Adenosine and the endothelium-dependent modulation of 3H-noradrenaline release in the canine pulmonary artery

This study aimed at characterizing the influence of endothelium on noradrenaline release from the canine pulmonary artery. Tritium overflow from intact or endothelium-free vessels preloaded with 0.2 mol.1^{–1 3}H-noradrenaline was evoked by electrical stimulation (1 Hz, during 5 min) or potassium (25–100 mmol. 1^–1).The fractional release of tritium evoked by electrical stimulation was increased by removing the endothelium from 1.7 (1.2; 2.4) to 2.7(2.3; 3.2) × 10^–5. pulse^–1, n = 10; P < 0.05]. Neither N^G-nitro-l-arginine methyl ester (l-NAME) (up to 300 mol.l^–1) nor indomethacin (up to 30 ml.l^–1), nor endothelin-1 (up to 30 nmol.l^–1), nor suramin (up to 300 mol.l^–1) changed tritium release evolved by electrical stimulation. In contrast, the selective A₁-adenosine antagonist 1,3-dipropyl-8-cyclopentylxanthine (DPCPX) (3.3-33 nmol.l^–1) concentration-dependently increased, and the selective A₁-adenosine agonist N⁶-cyclopentyladenosine (CPA) (3.3–100 nmol. l^–1) concentration-dependently decreased the evoked release of noradrenaline.
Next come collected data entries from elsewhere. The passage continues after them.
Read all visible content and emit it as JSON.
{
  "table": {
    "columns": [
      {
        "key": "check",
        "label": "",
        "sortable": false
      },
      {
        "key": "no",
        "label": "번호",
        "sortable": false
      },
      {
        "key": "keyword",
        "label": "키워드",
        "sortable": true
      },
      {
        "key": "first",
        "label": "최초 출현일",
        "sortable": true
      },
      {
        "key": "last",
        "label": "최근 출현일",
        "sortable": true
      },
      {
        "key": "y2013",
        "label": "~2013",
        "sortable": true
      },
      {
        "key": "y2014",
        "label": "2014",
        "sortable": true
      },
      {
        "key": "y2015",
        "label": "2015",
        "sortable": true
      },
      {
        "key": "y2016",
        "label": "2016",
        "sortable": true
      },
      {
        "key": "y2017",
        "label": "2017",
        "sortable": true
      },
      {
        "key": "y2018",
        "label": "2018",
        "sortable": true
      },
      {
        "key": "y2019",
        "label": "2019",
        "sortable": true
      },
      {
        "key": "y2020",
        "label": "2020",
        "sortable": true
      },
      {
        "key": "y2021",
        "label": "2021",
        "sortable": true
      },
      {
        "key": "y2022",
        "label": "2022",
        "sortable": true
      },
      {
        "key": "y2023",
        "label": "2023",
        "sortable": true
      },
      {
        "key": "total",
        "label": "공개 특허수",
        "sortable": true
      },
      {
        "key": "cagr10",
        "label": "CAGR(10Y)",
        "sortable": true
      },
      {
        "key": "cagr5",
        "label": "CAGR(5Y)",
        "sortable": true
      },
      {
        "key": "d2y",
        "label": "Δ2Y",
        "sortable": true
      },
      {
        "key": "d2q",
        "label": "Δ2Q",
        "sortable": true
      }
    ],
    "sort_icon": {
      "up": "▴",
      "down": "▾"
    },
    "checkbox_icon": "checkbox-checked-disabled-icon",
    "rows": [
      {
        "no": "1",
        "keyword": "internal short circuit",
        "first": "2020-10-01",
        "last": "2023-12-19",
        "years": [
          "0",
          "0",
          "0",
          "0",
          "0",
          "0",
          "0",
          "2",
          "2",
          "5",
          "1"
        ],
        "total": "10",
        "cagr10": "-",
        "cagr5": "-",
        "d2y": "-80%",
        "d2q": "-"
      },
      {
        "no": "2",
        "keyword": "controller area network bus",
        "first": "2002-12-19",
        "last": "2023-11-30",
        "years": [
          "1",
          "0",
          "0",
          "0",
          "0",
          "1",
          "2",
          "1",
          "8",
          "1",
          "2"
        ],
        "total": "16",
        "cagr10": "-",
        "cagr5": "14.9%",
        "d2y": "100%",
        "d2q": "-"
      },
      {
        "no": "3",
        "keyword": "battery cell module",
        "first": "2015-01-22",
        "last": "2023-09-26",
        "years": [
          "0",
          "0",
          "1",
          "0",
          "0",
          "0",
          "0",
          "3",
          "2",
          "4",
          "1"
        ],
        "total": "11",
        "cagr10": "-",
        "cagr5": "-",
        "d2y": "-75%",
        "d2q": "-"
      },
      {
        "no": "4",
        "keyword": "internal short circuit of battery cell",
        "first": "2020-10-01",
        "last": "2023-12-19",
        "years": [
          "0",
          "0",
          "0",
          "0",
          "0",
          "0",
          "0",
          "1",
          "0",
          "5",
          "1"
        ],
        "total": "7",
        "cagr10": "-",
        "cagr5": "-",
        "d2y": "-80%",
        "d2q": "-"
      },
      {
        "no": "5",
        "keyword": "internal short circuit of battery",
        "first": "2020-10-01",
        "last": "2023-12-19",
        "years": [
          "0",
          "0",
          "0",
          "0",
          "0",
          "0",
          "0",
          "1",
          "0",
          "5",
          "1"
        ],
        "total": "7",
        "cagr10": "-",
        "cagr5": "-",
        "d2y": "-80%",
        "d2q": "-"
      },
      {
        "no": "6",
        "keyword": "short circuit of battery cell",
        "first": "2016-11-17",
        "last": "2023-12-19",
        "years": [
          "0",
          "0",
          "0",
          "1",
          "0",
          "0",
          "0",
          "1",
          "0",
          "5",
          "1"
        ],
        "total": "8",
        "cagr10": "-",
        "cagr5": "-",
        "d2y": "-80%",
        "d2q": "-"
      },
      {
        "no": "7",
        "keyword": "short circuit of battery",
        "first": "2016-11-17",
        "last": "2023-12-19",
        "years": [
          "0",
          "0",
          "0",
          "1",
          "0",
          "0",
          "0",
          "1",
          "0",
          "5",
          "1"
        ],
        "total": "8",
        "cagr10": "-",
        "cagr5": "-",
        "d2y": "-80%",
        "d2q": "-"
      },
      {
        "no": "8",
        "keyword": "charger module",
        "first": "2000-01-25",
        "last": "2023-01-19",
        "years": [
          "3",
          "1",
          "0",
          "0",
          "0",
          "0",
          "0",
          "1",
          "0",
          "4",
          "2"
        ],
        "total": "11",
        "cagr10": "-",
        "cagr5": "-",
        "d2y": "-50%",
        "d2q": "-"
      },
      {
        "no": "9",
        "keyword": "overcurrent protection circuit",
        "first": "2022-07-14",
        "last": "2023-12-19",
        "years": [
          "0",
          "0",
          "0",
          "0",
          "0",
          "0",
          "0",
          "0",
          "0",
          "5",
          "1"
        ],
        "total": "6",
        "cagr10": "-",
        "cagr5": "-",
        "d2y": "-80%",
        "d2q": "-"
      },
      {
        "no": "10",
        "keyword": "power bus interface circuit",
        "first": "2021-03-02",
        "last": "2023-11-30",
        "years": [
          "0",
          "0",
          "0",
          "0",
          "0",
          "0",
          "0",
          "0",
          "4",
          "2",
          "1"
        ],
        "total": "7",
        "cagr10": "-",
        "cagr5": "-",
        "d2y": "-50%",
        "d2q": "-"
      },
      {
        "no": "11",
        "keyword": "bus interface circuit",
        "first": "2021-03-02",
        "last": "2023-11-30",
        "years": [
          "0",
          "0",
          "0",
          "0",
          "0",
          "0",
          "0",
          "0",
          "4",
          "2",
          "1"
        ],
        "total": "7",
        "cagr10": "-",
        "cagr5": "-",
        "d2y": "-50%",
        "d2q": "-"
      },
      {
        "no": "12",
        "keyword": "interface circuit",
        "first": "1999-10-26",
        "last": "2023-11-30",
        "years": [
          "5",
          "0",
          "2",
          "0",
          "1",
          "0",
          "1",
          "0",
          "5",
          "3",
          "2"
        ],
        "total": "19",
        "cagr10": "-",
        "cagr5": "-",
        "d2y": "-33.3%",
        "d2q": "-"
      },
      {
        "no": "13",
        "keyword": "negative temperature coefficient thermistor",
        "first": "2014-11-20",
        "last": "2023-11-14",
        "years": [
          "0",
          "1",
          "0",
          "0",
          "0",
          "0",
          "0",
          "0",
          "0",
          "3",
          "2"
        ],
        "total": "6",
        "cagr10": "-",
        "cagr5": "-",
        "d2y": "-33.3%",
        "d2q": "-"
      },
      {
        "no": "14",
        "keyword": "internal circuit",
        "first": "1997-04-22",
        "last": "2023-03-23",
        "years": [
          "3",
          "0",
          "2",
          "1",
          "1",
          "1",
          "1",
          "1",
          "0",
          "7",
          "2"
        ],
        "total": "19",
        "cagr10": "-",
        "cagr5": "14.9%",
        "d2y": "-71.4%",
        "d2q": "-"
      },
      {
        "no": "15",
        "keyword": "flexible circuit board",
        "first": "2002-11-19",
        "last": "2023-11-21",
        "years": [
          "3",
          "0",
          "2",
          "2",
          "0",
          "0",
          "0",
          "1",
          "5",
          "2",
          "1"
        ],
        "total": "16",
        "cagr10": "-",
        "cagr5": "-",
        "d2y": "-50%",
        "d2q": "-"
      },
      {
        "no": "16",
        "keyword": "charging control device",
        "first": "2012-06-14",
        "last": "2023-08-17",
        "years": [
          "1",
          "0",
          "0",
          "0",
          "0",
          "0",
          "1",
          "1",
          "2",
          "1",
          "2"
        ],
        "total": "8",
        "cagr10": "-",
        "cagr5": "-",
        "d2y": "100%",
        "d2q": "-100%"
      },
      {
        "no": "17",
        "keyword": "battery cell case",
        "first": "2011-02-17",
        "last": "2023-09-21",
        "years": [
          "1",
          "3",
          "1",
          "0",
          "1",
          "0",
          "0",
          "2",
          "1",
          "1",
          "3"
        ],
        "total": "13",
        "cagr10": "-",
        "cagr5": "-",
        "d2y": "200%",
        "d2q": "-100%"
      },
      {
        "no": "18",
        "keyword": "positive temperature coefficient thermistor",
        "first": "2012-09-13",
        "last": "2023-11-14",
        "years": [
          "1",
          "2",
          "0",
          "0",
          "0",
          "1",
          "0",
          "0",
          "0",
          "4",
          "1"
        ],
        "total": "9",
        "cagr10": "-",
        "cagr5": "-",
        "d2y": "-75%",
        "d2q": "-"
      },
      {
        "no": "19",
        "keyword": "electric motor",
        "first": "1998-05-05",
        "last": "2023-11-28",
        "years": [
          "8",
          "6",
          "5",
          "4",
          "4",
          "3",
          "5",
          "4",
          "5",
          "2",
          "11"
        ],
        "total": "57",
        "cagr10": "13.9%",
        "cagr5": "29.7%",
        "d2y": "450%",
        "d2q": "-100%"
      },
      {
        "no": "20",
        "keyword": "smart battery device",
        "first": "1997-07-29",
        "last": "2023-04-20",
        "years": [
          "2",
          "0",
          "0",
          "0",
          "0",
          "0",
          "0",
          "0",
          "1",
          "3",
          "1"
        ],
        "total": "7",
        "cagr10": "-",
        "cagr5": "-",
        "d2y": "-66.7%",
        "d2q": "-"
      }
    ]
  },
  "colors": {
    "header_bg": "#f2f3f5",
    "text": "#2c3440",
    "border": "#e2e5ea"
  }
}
Since the effects of DPCPX were observed in endothelium-intact tissues only, it may be concluded that adenosine secreted by the endothelium activates prejunctional release-inhibiting A₁-receptors. Tetraethylammonium (TEA) (3.3–33 mmol. l^–1) enhanced tritium overflow evoked by electrical stimulation more in endothelium-free than in endothelium-intact vessels, indicating that some K⁺-channel opener is involved in the inhibitory role of endothelium on noradrenaline release. Since it had been previously shown that A₁-adenosine receptors are coupled to K⁺-channels, it is suggested that adenosine may inhibit noradrenaline release through the opening of K⁺-channels.In conclusion, the results show that in the canine pulmonary artery, adenosine is a good candidate for the endothelium-dependent inhibitory factor which is responsible for the reduction of noradrenaline release evoked by electrical stimulation.